OTTAWA, June 26, 2017 /CNW/ - Forestry workers welcomed the news that the U.S. is dropping Newfoundland and Labrador, Prince Edward Island, and Nova Scotia from the Commerce Department's tariff investigations.
"The ad hoc exclusion of three provinces from duties confirms what we've stated all along: there is no legal basis for duties on Canadian softwood lumber exports," said Scott Doherty, Executive Assistant to Unifor's National President. "This hardship can be avoided—the federal government must get to a negotiated solution as soon as possible."
The U.S. Commerce Department posted a notice online today stating that the three provinces do not require further investigation for anti-dumping or countervailing duties on softwood lumber exports.
Unifor asserts that any duties on softwood exports are unwarranted and will cause job loss in one of Canada's largest industries. The forestry industry employs more than 200,000 workers in Canada in 650 communities across the country.

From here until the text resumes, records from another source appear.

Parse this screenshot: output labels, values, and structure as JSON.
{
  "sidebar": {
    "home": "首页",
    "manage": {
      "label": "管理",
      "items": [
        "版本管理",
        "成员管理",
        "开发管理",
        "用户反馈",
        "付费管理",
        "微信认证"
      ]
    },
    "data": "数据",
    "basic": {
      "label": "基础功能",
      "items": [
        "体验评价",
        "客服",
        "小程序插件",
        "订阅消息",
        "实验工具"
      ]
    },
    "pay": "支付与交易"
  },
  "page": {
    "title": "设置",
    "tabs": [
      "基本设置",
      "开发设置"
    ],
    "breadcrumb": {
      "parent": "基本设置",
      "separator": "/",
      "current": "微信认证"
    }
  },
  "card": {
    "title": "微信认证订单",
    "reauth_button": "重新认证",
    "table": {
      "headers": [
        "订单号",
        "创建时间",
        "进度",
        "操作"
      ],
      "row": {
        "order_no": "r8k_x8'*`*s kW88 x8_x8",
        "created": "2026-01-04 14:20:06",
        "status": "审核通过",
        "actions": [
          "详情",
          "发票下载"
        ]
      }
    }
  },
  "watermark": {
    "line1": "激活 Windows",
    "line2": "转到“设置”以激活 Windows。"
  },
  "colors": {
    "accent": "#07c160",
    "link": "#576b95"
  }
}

"This announcement shows that the U.S. didn't do their homework before imposing duties in April," said Doherty. "The U.S. case against the remaining provinces is also weak. Unifor will continue to fight for Canadian forestry workers."
Unifor is Canada's largest union in the private sector, representing more than 310,000 workers. It was formed Labour Day weekend 2013 when the Canadian Auto Workers and the Communications, Energy and Paperworkers unions merged.